Because studies of humans will be required, small business applicants are encouraged to partner with academic medical institutions experienced in clinical care of patients with CF and conducting research on the patients' disease and respiratory cell biology. The in vitro systems developed in this research must faithfully replicate disease-relevant properties of airway epithelial cells. At a minimum, investigators will be expected to characterize the reproducibility and intra- and inter-individual variations of in vitro responses and correlate in vitro data with the baseline clinical characteristics (including sex) of the donor subjects. In addition, validation studies, comparing in vitro responses to a particular drug with clinical outcomes in donor subjects receiving that drug, may be feasible if cells are derived from subjects previously or currently enrolled in clinical trials testing CFTR-directed therapeutics.

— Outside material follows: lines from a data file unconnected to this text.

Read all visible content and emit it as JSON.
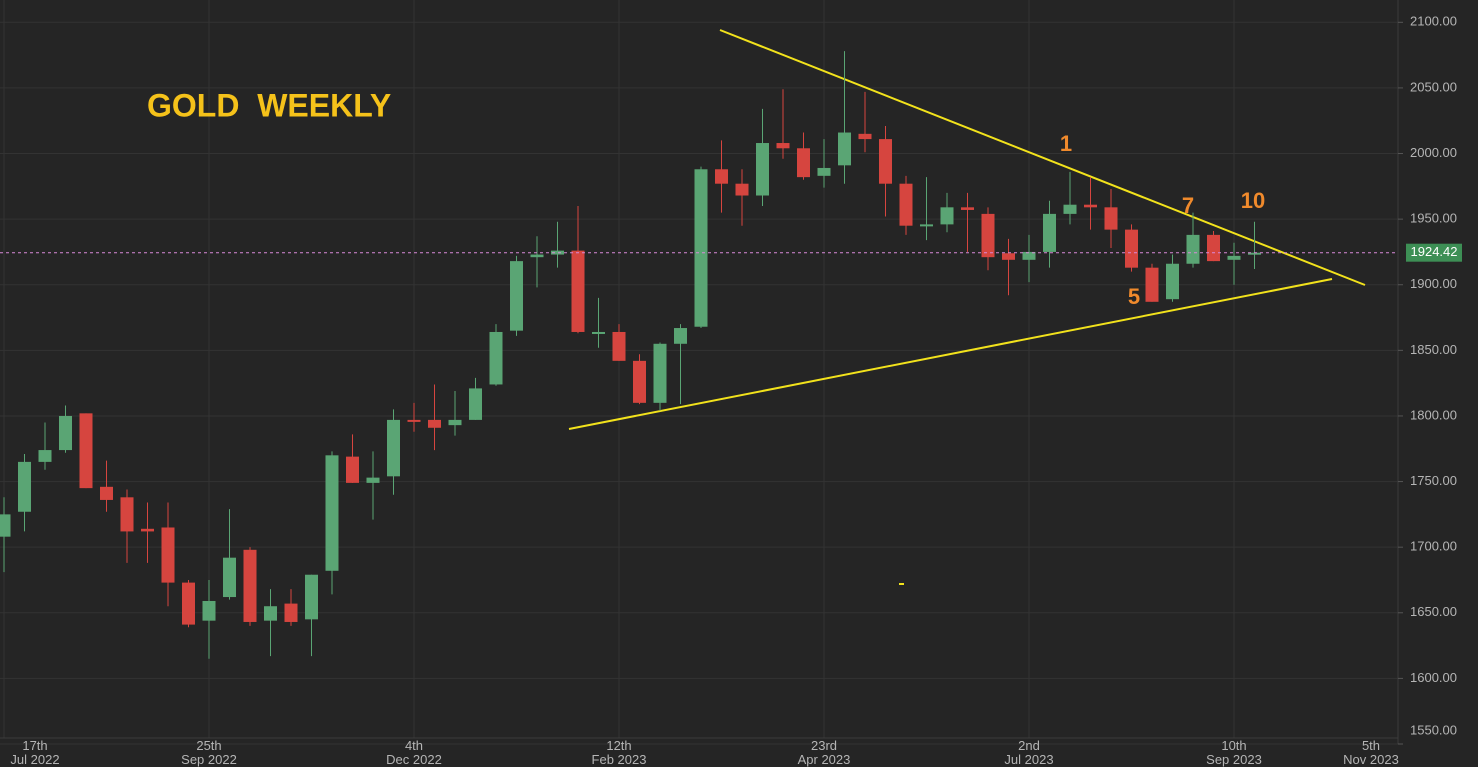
{
  "chart_data": {
    "type": "candlestick",
    "title": "GOLD  WEEKLY",
    "annotations": [
      "1",
      "7",
      "10",
      "5"
    ],
    "categories": [
      "17th\nJul 2022",
      null,
      null,
      null,
      null,
      null,
      null,
      null,
      null,
      null,
      "25th\nSep 2022",
      null,
      null,
      null,
      null,
      null,
      null,
      null,
      null,
      null,
      "4th\nDec 2022",
      null,
      null,
      null,
      null,
      null,
      null,
      null,
      null,
      null,
      "12th\nFeb 2023",
      null,
      null,
      null,
      null,
      null,
      null,
      null,
      null,
      null,
      "23rd\nApr 2023",
      null,
      null,
      null,
      null,
      null,
      null,
      null,
      null,
      null,
      "2nd\nJul 2023",
      null,
      null,
      null,
      null,
      null,
      null,
      null,
      null,
      null,
      "10th\nSep 2023",
      null,
      null,
      null,
      null,
      null,
      null,
      null,
      "5th\nNov 2023"
    ],
    "open": [
      1708,
      1727,
      1765,
      1774,
      1802,
      1746,
      1738,
      1714,
      1715,
      1673,
      1644,
      1662,
      1698,
      1644,
      1657,
      1645,
      1682,
      1769,
      1749,
      1754,
      1797,
      1797,
      1793,
      1797,
      1824,
      1865,
      1921,
      1923,
      1926,
      1863,
      1864,
      1842,
      1810,
      1855,
      1868,
      1988,
      1977,
      1968,
      2008,
      2004,
      1983,
      1991,
      2015,
      2011,
      1977,
      1945,
      1946,
      1959,
      1954,
      1924,
      1919,
      1925,
      1954,
      1961,
      1959,
      1942,
      1913,
      1889,
      1916,
      1938,
      1919,
      1923,
      null,
      null,
      null,
      null,
      null,
      null,
      null
    ],
    "high": [
      1738,
      1771,
      1795,
      1808,
      1802,
      1766,
      1744,
      1734,
      1734,
      1675,
      1675,
      1729,
      1700,
      1668,
      1668,
      1679,
      1773,
      1786,
      1773,
      1805,
      1810,
      1824,
      1819,
      1829,
      1870,
      1922,
      1937,
      1948,
      1960,
      1890,
      1870,
      1847,
      1856,
      1870,
      1990,
      2010,
      1988,
      2034,
      2049,
      2016,
      2011,
      2078,
      2047,
      2021,
      1983,
      1982,
      1970,
      1970,
      1959,
      1935,
      1938,
      1964,
      1986,
      1982,
      1973,
      1946,
      1916,
      1923,
      1955,
      1941,
      1932,
      1948,
      null,
      null,
      null,
      null,
      null,
      null,
      null
    ],
    "low": [
      1681,
      1712,
      1759,
      1772,
      1745,
      1727,
      1688,
      1688,
      1655,
      1639,
      1615,
      1660,
      1640,
      1617,
      1640,
      1617,
      1664,
      1749,
      1721,
      1740,
      1788,
      1774,
      1785,
      1797,
      1823,
      1861,
      1898,
      1913,
      1863,
      1852,
      1842,
      1809,
      1804,
      1809,
      1867,
      1955,
      1945,
      1960,
      1996,
      1980,
      1974,
      1977,
      2001,
      1952,
      1938,
      1934,
      1940,
      1925,
      1911,
      1892,
      1902,
      1913,
      1946,
      1942,
      1928,
      1910,
      1887,
      1887,
      1913,
      1918,
      1900,
      1912,
      null,
      null,
      null,
      null,
      null,
      null,
      null
    ],
    "close": [
      1725,
      1765,
      1774,
      1800,
      1745,
      1736,
      1712,
      1712,
      1673,
      1641,
      1659,
      1692,
      1643,
      1655,
      1643,
      1679,
      1770,
      1749,
      1753,
      1797,
      1796,
      1791,
      1797,
      1821,
      1864,
      1918,
      1923,
      1926,
      1864,
      1864,
      1842,
      1810,
      1855,
      1867,
      1988,
      1977,
      1968,
      2008,
      2004,
      1982,
      1989,
      2016,
      2011,
      1977,
      1945,
      1946,
      1959,
      1957,
      1921,
      1919,
      1925,
      1954,
      1961,
      1959,
      1942,
      1913,
      1887,
      1916,
      1938,
      1918,
      1922,
      1924.42,
      null,
      null,
      null,
      null,
      null,
      null,
      null
    ],
    "up_color": "#5aa574",
    "down_color": "#d6453f",
    "last_price": 1924.42,
    "ylim": [
      1550,
      2117
    ],
    "yticks": [
      {
        "value": 1550,
        "label": "1550.00"
      },
      {
        "value": 1600,
        "label": "1600.00"
      },
      {
        "value": 1650,
        "label": "1650.00"
      },
      {
        "value": 1700,
        "label": "1700.00"
      },
      {
        "value": 1750,
        "label": "1750.00"
      },
      {
        "value": 1800,
        "label": "1800.00"
      },
      {
        "value": 1850,
        "label": "1850.00"
      },
      {
        "value": 1900,
        "label": "1900.00"
      },
      {
        "value": 1950,
        "label": "1950.00"
      },
      {
        "value": 2000,
        "label": "2000.00"
      },
      {
        "value": 2050,
        "label": "2050.00"
      },
      {
        "value": 2100,
        "label": "2100.00"
      }
    ],
    "grid": true
  }
}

Limited animal studies are allowed, but only to the extent necessary for the initial development and validation of cellular models.
Phase I STTR grantees can apply for Phase II funding by submitting to the SBIR companion funding opportunity RFA-HL-15-027 .
Specific Areas of Research Interest
Research examples appropriate for this FOA include, but are not limited to, those listed below:
- Characterize the functional and microanatomical properties of airway epithelial cell culture systems to assess their potential as tools for predicting responses to CFTR therapeutics.
- Use innovations in cell culture systems (induced pluripotent stem cells, adult stem cells, conditionally reprogrammed cells, air-liquid interface cultures, organotypic 3-D cultures, etc.) to optimize their usefulness as model systems to test CFTR-directed therapeutics and predict drug actions and patient responses.
- Explore the mechanistic underpinnings of drug response in cultured cell systems to improve the performance of in vitro measures of drug effect.
- Use novel imaging approaches in concert with measures of physiologic function to detect and track abnormalities in CF animal and in vitro cellular models and assess therapeutic response.
- Conduct proof of concept studies in humans (adolescents and adults allowed, but with particular interest in studies in young children) to validate in vitro cellular model studies as model systems for CFTR-specific therapeutics.
Projects Outside the Scope of this FOA:
The following types of applications are not responsive to this FOA and will not proceed to review:
- Technologies to generally improve human cell culture models.
- Technologies that only use non-human cells/models.
- Development of in vitro cell-based systems that would not lead to person-specific responses to CFTR-directed therapeutics.